The clinical study, to be published in the May 2002 issue of the American Journal of Psychiatry (Vol. 159, #5), is the first to identify, using positron emission tomography (PET), the specific brain regions that change with placebo response and compare them to brain regions that change with active drug intervention.
"What we found is that patients who responded to placebo and those who responded to an anti-depressant had similar, but not identical, metabolic changes in cortical (thinking) and limbic-paralimbic (emotional) regions," says lead investigator Dr. Helen Mayberg of The Rotman Research Institute at Baycrest Centre for Geriatric Care. The research was conducted at the University of Texas Health Science Centre at San Antonio.
In a previous landmark study, published in the same journal in 1999, Dr. Mayberg identified a "see-saw relationship" that needs to take place between the cortical and limbic areas in order for the depressed brain to get better. Like a thermostat, metabolism in the emotional regions needs to turn down while metabolism in the thinking areas needs to increase.
In this latest study, Dr.
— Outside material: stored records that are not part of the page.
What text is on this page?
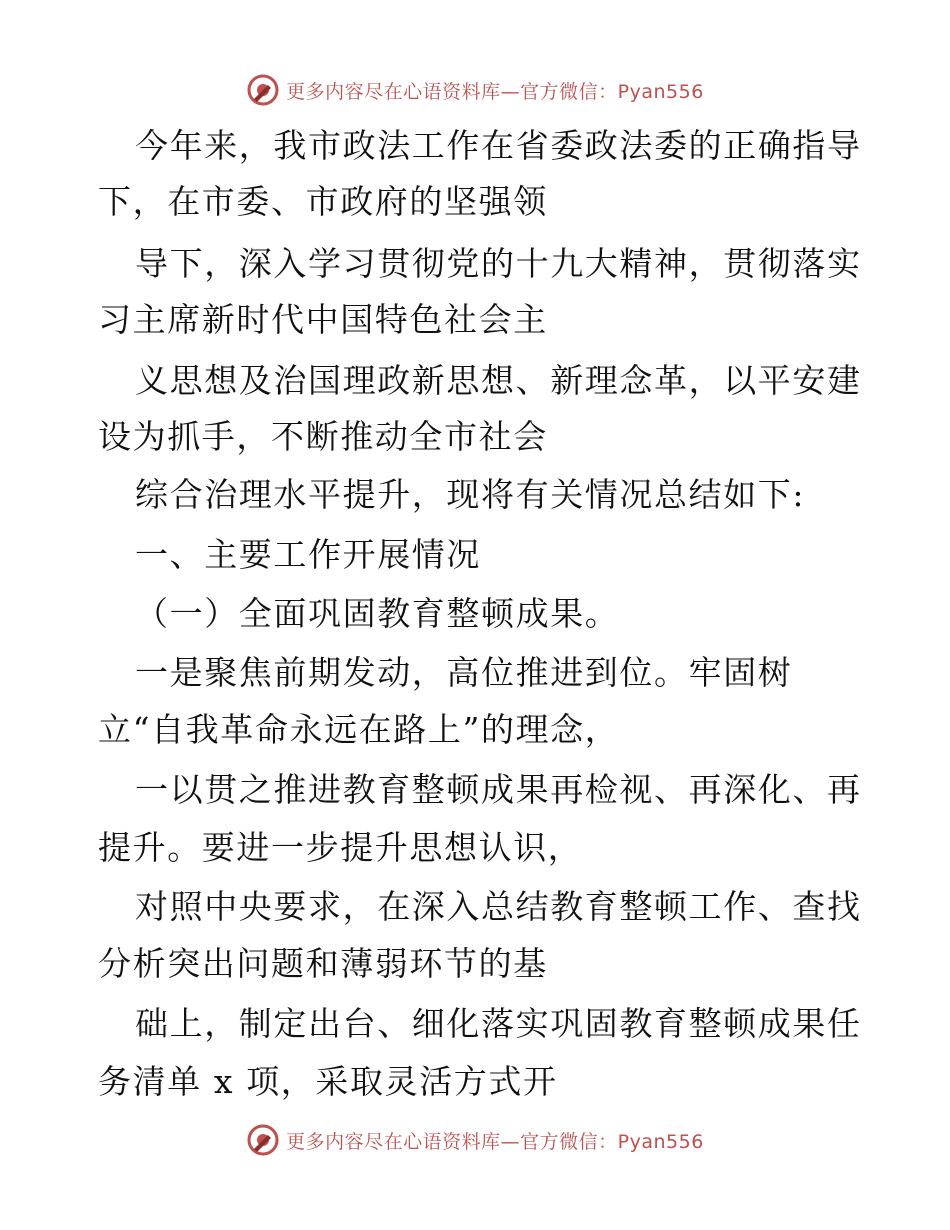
更多内容尽在心语资料库—官方微信：Pyan556
今年来，我市政法工作在省委政法委的正确指导
下，在市委、市政府的坚强领
导下，深入学习贯彻党的十九大精神，贯彻落实
习主席新时代中国特色社会主
义思想及治国理政新思想、新理念革，以平安建
设为抓手，不断推动全市社会
综合治理水平提升，现将有关情况总结如下:
一、主要工作开展情况
（一）全面巩固教育整顿成果。
一是聚焦前期发动，高位推进到位。牢固树
立“自我革命永远在路上”的理念，
一以贯之推进教育整顿成果再检视、再深化、再
提升。要进一步提升思想认识，
对照中央要求，在深入总结教育整顿工作、查找
分析突出问题和薄弱环节的基
础上，制定出台、细化落实巩固教育整顿成果任
务清单 x 项，采取灵活方式开
更多内容尽在心语资料库—官方微信：Pyan556
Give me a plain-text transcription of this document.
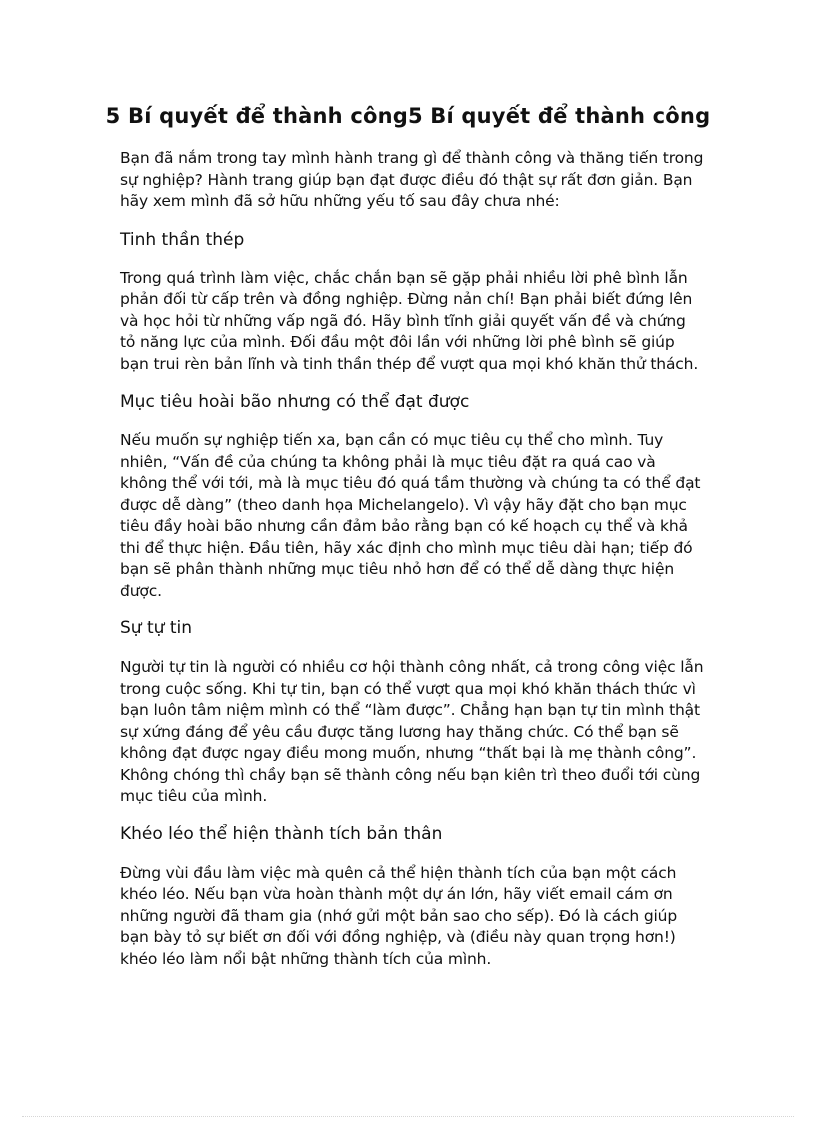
5 Bí quyết để thành công5 Bí quyết để thành công

Bạn đã nắm trong tay mình hành trang gì để thành công và thăng tiến trong sự nghiệp? Hành trang giúp bạn đạt được điều đó thật sự rất đơn giản. Bạn hãy xem mình đã sở hữu những yếu tố sau đây chưa nhé:

Tinh thần thép

Trong quá trình làm việc, chắc chắn bạn sẽ gặp phải nhiều lời phê bình lẫn phản đối từ cấp trên và đồng nghiệp. Đừng nản chí! Bạn phải biết đứng lên và học hỏi từ những vấp ngã đó. Hãy bình tĩnh giải quyết vấn đề và chứng tỏ năng lực của mình. Đối đầu một đôi lần với những lời phê bình sẽ giúp bạn trui rèn bản lĩnh và tinh thần thép để vượt qua mọi khó khăn thử thách.

Mục tiêu hoài bão nhưng có thể đạt được

Nếu muốn sự nghiệp tiến xa, bạn cần có mục tiêu cụ thể cho mình. Tuy nhiên, “Vấn đề của chúng ta không phải là mục tiêu đặt ra quá cao và không thể với tới, mà là mục tiêu đó quá tầm thường và chúng ta có thể đạt được dễ dàng” (theo danh họa Michelangelo). Vì vậy hãy đặt cho bạn mục tiêu đầy hoài bão nhưng cần đảm bảo rằng bạn có kế hoạch cụ thể và khả thi để thực hiện. Đầu tiên, hãy xác định cho mình mục tiêu dài hạn; tiếp đó bạn sẽ phân thành những mục tiêu nhỏ hơn để có thể dễ dàng thực hiện được.

Sự tự tin

Người tự tin là người có nhiều cơ hội thành công nhất, cả trong công việc lẫn trong cuộc sống. Khi tự tin, bạn có thể vượt qua mọi khó khăn thách thức vì bạn luôn tâm niệm mình có thể “làm được”. Chẳng hạn bạn tự tin mình thật sự xứng đáng để yêu cầu được tăng lương hay thăng chức. Có thể bạn sẽ không đạt được ngay điều mong muốn, nhưng “thất bại là mẹ thành công”. Không chóng thì chầy bạn sẽ thành công nếu bạn kiên trì theo đuổi tới cùng mục tiêu của mình.

Khéo léo thể hiện thành tích bản thân

Đừng vùi đầu làm việc mà quên cả thể hiện thành tích của bạn một cách khéo léo. Nếu bạn vừa hoàn thành một dự án lớn, hãy viết email cám ơn những người đã tham gia (nhớ gửi một bản sao cho sếp). Đó là cách giúp bạn bày tỏ sự biết ơn đối với đồng nghiệp, và (điều này quan trọng hơn!) khéo léo làm nổi bật những thành tích của mình.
Mayberg found that while the placebo and drug responders showed remarkably concordant changes in the brain, the patients on active medication showed 'additional changes' in the brainstem, striatum and hippocampus.
"It could be that these additional changes facilitated by active drug are necessary to stay well over the long term," she says. "In other words, drug is a placebo-plus."
In this study -- a double-blind, placebo-controlled study of fluoxetine (trade name Prozac) -- 17 depressed, hospitalized men were given either the drug or a placebo over a six-week period. Neither the researchers nor patients knew who received the placebo until after the experiment. Symptom remission was seen in eight of the 15 who completed the six-week study. Of those eight who responded, four were on placebo and four were treated with the active drug. Researchers tracked the metabolic changes in their brains using PET.
"Our findings are consistent with the well-recognized placebo phenomena that 'expectation' that a treatment will be helpful is a critical part of the therapeutic relationship between a patient and their doctor," says Dr. Mayberg, who is also Professor of Neurology and Psychiatry at the University of Toronto.
"In addition, altering a patient's therapeutic environment may significantly contribute to reducing clinical symptoms. Being in a hospital setting with supportive resources around you and believing you are getting an anti-depressant, coupled with being away from your usual environment in which your illness is perpetuated, may contribute to a hopeful feeling and positive outcome."
But can the brain on placebo stay well for a long period of time, or is it a short-lived spike in feeling better?
"If you respond to a placebo, this may mean that your brain has an inherent capacity to heal itself -- but it is likely a short term effect," says Dr. Mayberg. As shown in other systematic studies of maintenance placebo versus active drug treatment, placebo patients tend to relapse sooner while those on active drug stay well longer.
In this study, all patients were put on active drug at the end of the six-week experiment -- so it is not known if the placebo responders would have remained well following discharge from the hospital.
The study was funded by the National Institutes of Mental Health and a physician-initiated grant by Eli Lilly and Company.